Police discovered Fischer’s bloody watch and bullet-punctured name tag in Kleasen’s trailer but bodies never were found. Investigators also discovered blood and tissue on the bandsaw. Prosecutors at Kleasen’s 1975 murder trial alleged he dismembered the victims and buried the remains. He must have done a very good job since they never found hide nor hair (if you’ll excuse the expression) of either man again.
Weirder still, in 1976 Kleasen was convicted of the murders and put on Texas death row, but incredibly the verdict was reversed two years later when the search warrant used to access Kleasen’s property was found to be deficient. They probably used the word chainsaw, like the movie.
Kleasen served time in New York for the previous shooting. While in prison he began a pen-pal relationship with Marie Longley from Barton-Upon-Humber, Humber, England. He told Longley that he was a warden at the prison and that was why his letters were postmarked from a New York prison. She actually fell for it. It just shows you that people were conning victims across the world long before there was an internet. When he got out of jail in 1990, he moved to England and married the very patient Longley. It was probably the worst mistake she ever made. Eventually Kleasen would control Longley’s every move and make her into a house slave. She was terrified of her husband.
When he was first released Kleasen after serving 13 years he went to the Buffalo, New York mission. So Fischer and Darley had made their mark on Kleasen after all. Police had to be stationed outside the mission for Kleasen’s protection. Can you believe that? He was only permitted to congregate with the other people living in the mission during church services prior to eating. The local Buffalo TV channels updated the story every night on their news broadcasts. There couldn’t have been much to update; maybe the New York mission menu.
When local authorities became aware of the massive gun collection and legal problems Kleasen developed in England, they prosecuted. He was given a three-year prison term in 2000 for possession of illegal firearms and munitions and began to serve time in an English prison. His wife found out about his criminal background and at one point, Kleasen threatened his wife if she ever tried to leave he would kill her. Being to scared to leave she stayed only to come up with an escape plan with a close friend. However she would never need to use it.

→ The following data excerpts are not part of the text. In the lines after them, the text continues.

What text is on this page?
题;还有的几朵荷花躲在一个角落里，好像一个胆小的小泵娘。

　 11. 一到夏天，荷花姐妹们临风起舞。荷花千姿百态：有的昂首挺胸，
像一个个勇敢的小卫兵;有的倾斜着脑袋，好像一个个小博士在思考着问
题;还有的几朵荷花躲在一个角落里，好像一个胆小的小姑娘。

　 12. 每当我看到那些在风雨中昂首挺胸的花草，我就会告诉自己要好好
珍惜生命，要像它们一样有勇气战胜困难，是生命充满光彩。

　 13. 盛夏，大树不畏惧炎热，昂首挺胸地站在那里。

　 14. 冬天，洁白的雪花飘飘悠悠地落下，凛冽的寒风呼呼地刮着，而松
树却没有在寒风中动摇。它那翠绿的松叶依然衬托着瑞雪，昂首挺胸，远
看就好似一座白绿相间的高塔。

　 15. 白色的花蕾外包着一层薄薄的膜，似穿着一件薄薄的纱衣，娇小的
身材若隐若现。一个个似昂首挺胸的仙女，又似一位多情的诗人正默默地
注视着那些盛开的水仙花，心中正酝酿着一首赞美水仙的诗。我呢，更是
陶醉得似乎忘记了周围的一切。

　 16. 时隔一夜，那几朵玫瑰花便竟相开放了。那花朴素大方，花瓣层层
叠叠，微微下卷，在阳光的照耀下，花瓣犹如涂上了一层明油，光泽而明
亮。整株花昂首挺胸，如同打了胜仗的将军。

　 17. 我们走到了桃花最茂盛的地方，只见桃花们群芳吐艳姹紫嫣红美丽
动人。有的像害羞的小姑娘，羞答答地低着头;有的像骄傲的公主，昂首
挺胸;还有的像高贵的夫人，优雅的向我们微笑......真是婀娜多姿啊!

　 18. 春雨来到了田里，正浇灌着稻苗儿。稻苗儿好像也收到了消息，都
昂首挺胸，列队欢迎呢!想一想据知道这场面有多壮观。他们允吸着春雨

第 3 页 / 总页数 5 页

In 2001 Kleasen faced extradition to the US after DNA analysis and other forensic tools were used to obtain new evidence. Kleasen fought extradition, due to England’s objection to the death penalty. Texas promised not to seek the death penalty, but England was unsure that they would honor their assurances. Before he could be extradited, Kleasen preempted Texas’ attempts to (probably) kill him. He died on April 21, 2003 of heart failure. He was 68 years old.
Ken Driggs wrote a book about the murders, Evil Among Us: The Texas Mormon Missionary Murders. The Hollywood film, The Texas Chainsaw Massacre bears no resemblance to the actual story whatsoever. But after a ban was lifted in several states, it did pack theatres.
It’s a freezing cold winter’s day in Toronto, Canada. I think I’ll go saw down a tree with a chainsaw and throw another log on the fire. Cheers!